The Library Is Open: Untucking Secrets From the First Decade of RuPaul’s Drag Race

So, they had the concept, now they had to get it sold. The only problem? “Nobody took it seriously,” Barbato explained. Nobody that is except for a little upstart network by the name of Logo, launched specifically to cater to the gay community. “Logo was the only network that was interested,” he admitted.

“And we thought for sure, now, in 2008, drag is mainstream,” Campbell added. “Part of our pitch would be Tootsie, and all the movies, and Mrs. Doubtfire, and Boy George, and anytime that kind of stuff is brought up, it’s always fascinating. And we—with all due respect to our buyers at other cable networks—they were like ‘Oh my god we love this, we love this team,’ and we emailed—’We can’t do this, it’s still too edgy.'”

But Brian Graden, then-President of Programming at MTV, VH1, Logo, and CMT, got it instantly and bought the pitch. “You know, the ideas were solid. The budget, not so much, initially,” Barbato said, with both he and Campbell agreeing that that groundbreaking first season was something more akin to the “blueprint” for the series, rather than the fully-realized thing.

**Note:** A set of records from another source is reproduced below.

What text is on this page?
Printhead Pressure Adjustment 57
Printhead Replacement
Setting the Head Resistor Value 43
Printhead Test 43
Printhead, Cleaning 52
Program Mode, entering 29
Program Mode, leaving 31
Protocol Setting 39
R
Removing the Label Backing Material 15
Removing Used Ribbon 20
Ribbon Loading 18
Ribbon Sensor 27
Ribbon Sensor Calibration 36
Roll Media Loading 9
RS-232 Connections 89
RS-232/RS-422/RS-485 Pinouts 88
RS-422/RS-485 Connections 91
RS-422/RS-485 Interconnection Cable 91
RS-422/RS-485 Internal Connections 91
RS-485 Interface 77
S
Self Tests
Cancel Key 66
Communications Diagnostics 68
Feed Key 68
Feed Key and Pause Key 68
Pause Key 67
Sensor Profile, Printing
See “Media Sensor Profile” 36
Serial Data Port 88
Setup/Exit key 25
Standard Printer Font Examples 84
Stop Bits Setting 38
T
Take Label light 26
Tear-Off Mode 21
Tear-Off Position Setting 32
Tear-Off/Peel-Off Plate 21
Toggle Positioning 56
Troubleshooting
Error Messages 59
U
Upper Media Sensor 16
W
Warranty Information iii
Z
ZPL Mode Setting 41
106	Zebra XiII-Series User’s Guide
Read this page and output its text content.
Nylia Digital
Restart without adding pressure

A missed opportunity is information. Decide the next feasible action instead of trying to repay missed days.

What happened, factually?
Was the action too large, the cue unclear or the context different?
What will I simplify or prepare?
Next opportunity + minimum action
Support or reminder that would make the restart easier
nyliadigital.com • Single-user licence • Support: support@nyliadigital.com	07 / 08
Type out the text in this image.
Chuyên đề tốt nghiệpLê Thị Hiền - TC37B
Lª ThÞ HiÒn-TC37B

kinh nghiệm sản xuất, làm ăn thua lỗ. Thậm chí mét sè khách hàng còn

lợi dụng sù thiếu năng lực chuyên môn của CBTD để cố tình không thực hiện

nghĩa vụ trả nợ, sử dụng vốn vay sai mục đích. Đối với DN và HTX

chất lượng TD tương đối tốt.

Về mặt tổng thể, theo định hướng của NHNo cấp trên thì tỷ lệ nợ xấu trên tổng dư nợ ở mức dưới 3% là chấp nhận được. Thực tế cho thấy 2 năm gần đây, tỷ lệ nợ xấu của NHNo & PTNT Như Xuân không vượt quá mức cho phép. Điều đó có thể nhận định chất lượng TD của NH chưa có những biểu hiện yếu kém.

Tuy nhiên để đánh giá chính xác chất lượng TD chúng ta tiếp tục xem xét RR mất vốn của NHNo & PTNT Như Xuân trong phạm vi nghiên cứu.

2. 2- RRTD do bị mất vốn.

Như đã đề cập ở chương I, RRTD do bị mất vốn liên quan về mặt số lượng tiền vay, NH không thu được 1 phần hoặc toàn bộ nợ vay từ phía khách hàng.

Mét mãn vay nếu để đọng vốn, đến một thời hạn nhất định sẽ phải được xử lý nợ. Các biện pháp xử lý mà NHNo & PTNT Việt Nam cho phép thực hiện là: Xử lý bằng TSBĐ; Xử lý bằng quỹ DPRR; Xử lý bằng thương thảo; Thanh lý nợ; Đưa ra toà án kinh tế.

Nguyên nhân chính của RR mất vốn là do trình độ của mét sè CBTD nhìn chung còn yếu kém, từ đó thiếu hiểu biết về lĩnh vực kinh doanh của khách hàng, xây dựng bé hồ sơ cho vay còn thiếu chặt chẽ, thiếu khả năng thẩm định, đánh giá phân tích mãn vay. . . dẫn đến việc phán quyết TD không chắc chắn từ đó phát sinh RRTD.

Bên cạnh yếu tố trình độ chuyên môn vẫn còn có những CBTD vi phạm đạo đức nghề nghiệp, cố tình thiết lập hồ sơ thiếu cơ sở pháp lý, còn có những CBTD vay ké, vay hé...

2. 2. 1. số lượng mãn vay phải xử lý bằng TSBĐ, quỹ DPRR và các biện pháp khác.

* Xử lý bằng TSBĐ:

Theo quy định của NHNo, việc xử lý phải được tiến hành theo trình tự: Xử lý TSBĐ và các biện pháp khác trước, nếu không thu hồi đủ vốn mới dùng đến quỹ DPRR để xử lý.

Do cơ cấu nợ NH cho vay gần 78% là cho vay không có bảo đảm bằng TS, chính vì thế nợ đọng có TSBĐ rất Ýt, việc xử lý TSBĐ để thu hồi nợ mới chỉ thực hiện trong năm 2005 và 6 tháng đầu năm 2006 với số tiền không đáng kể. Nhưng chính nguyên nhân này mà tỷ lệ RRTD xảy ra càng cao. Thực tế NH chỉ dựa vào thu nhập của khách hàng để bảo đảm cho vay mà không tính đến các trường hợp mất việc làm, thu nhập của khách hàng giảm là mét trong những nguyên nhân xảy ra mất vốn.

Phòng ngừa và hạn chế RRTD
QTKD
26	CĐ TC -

Shooting in a tiny studio called Redemption Stages near the Burbank Airport, just north of Los Angeles, the control room was no bigger than a broom closet. “We were so close to the set, we couldn’t talk or laugh during when we were shooting because they could hear us on camera,” Campbell admitted. 

“We were incubating, shall we say, and it suffered a little bit, because it was very low budget initially,” Barbato said. “But I think you got the idea instantly, and there are fans of the show who have been around since season one, and they completely understood what it was about from the get-go.”